Il versante orientale dell’Altopiano

Abitano Foza ed Enego, luoghi (quasi) “d’altri tempi”, dove il tempo, per l’appunto, su certe architetture, pare essersi fermato… Ed è subito momento Amarcord.
Un ponte li collega, il Ponte Valgadena. L’aria umida e calda della Valsugana rende i prati di Enego fertili e produttivi. I boschi di faggi di Foza conferiscono al terreno freschezza.
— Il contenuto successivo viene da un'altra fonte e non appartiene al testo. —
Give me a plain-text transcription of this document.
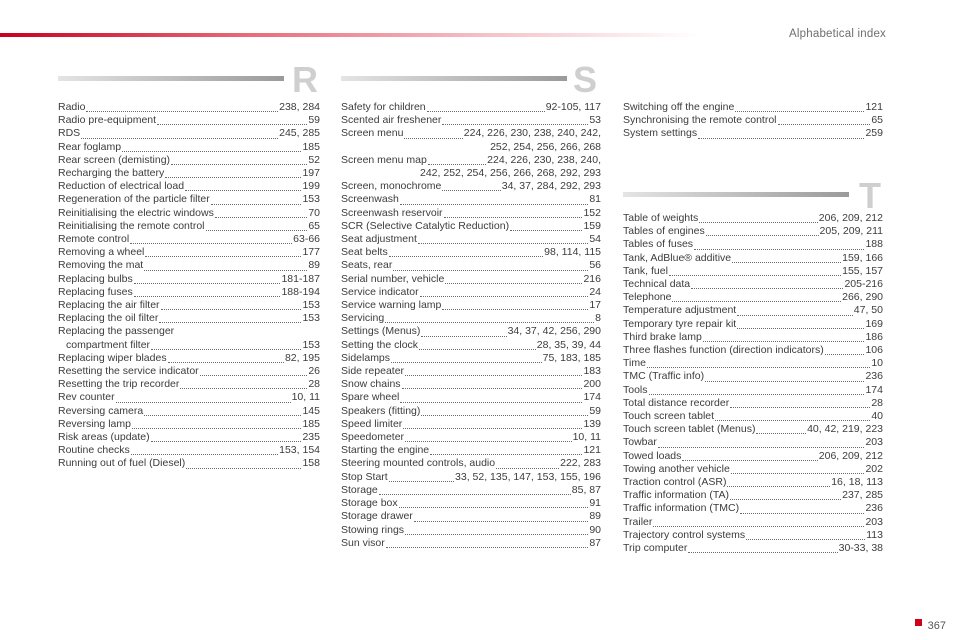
Alphabetical index
R
Radio	238, 284
Radio pre-equipment	59
RDS	245, 285
Rear foglamp	185
Rear screen (demisting)	52
Recharging the battery	197
Reduction of electrical load	199
Regeneration of the particle filter	153
Reinitialising the electric windows	70
Reinitialising the remote control	65
Remote control	63-66
Removing a wheel	177
Removing the mat	89
Replacing bulbs	181-187
Replacing fuses	188-194
Replacing the air filter	153
Replacing the oil filter	153
Replacing the passenger
compartment filter	153
Replacing wiper blades	82, 195
Resetting the service indicator	26
Resetting the trip recorder	28
Rev counter	10, 11
Reversing camera	145
Reversing lamp	185
Risk areas (update)	235
Routine checks	153, 154
Running out of fuel (Diesel)	158
S
Safety for children	92-105, 117
Scented air freshener	53
Screen menu	224, 226, 230, 238, 240, 242,
252, 254, 256, 266, 268
Screen menu map	224, 226, 230, 238, 240,
242, 252, 254, 256, 266, 268, 292, 293
Screen, monochrome	34, 37, 284, 292, 293
Screenwash	81
Screenwash reservoir	152
SCR (Selective Catalytic Reduction)	159
Seat adjustment	54
Seat belts	98, 114, 115
Seats, rear	56
Serial number, vehicle	216
Service indicator	24
Service warning lamp	17
Servicing	8
Settings (Menus)	34, 37, 42, 256, 290
Setting the clock	28, 35, 39, 44
Sidelamps	75, 183, 185
Side repeater	183
Snow chains	200
Spare wheel	174
Speakers (fitting)	59
Speed limiter	139
Speedometer	10, 11
Starting the engine	121
Steering mounted controls, audio	222, 283
Stop Start	33, 52, 135, 147, 153, 155, 196
Storage	85, 87
Storage box	91
Storage drawer	89
Stowing rings	90
Sun visor	87
Switching off the engine	121
Synchronising the remote control	65
System settings	259
T
Table of weights	206, 209, 212
Tables of engines	205, 209, 211
Tables of fuses	188
Tank, AdBlue® additive	159, 166
Tank, fuel	155, 157
Technical data	205-216
Telephone	266, 290
Temperature adjustment	47, 50
Temporary tyre repair kit	169
Third brake lamp	186
Three flashes function (direction indicators)	106
Time	10
TMC (Traffic info)	236
Tools	174
Total distance recorder	28
Touch screen tablet	40
Touch screen tablet (Menus)	40, 42, 219, 223
Towbar	203
Towed loads	206, 209, 212
Towing another vehicle	202
Traction control (ASR)	16, 18, 113
Traffic information (TA)	237, 285
Traffic information (TMC)	236
Trailer	203
Trajectory control systems	113
Trip computer	30-33, 38
367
E i due cuochi colgono, dalla montagna, il meglio per la loro cucina, conferendole sapori buoni e fragranti, che sanno di sincerità e di “madre terra”, come questi Cappellacci di patate viola e Asiago DOP fresco su vellutata di cavolo nero, guarniti con vellutata di rape rosse e scaglie di Asiago DOP mezzano.

cucina

Ingredienti per 4 persone

140 g di patate viola
Sale grosso
2 tuorli d’uovo
120 g di farina
70 g di formaggio Asiago DOP Stravecchio grattugiato
1 noce di burro
Sale e pepe q.b.
150 g di formaggio Asiago DOP Fresco
cavolo nero
rapa rossa
1 spicchio d’aglio
1 cipolla di Tropea
ghiaccio

viola

Procedimento

Su una teglia da forno prepariamo un letto di sale grosso, adagiamo le patate viola e inforniamo a 140°C. A cottura ultimata schiacciamo le patate, aggiungiamo 1/2 tuorli d’uovo, la farina, il formaggio Asiago DOP Stravecchio grattugiato, una noce di burro, un pizzico di noce moscata, sale e pepe quanto basta e lavoriamo l’impasto fino ad ottenere un composto omogeneo. In seguito stendiamo l’impasto con un mattarello creando delle sfoglie non troppo sottili e, con un coppapasta, andiamo a creare dei dischi.

Tagliamo a dadini l’Asiago DOP Fresco, quindi, adagiamo un dadino al centro di ogni disco di pasta che andremo a coprire con un altro disco. Poi, con l’aiuto di una forchetta saldiamo i bordi dei dischi fino a creare i cappellacci.
In una pentola sbollentiamo le foglie di cavolo nero con uno spicchio d’aglio per circa 10 minuti e andiamo a passarle in acqua e ghiaccio. Terminato questo procedimento trituriamo il tutto con l’aiuto di un piccolo frullatore elettrico aggiungendo sale, olio evo, pistacchi e mandorle (già tritate), fino ad ottenere un composto liscio ed omogeneo.

A parte, soffriggiamo la rapa rossa con la cipolla di Tropea e, a cottura completata, saliamo e frulliamo il tutto fino ad ottenere una vellutata liscia.
Andiamo a cuocere i cappellacci in abbondante acqua salata per qualche minuto per poi saltarli in una padella antiaderente con un po’ di burro.
Su un piatto a parte creiamo una base con la vellutata di cavolo nero, posizioniamo al centro i cappellacci e andiamo a decorare i bordi con qualche goccia di vellutata di rapa rossa.
Infine aggiungiamo al nostro piatto le scaglie di Asiago DOP Mezzano. Un tripudio di colori e sapori!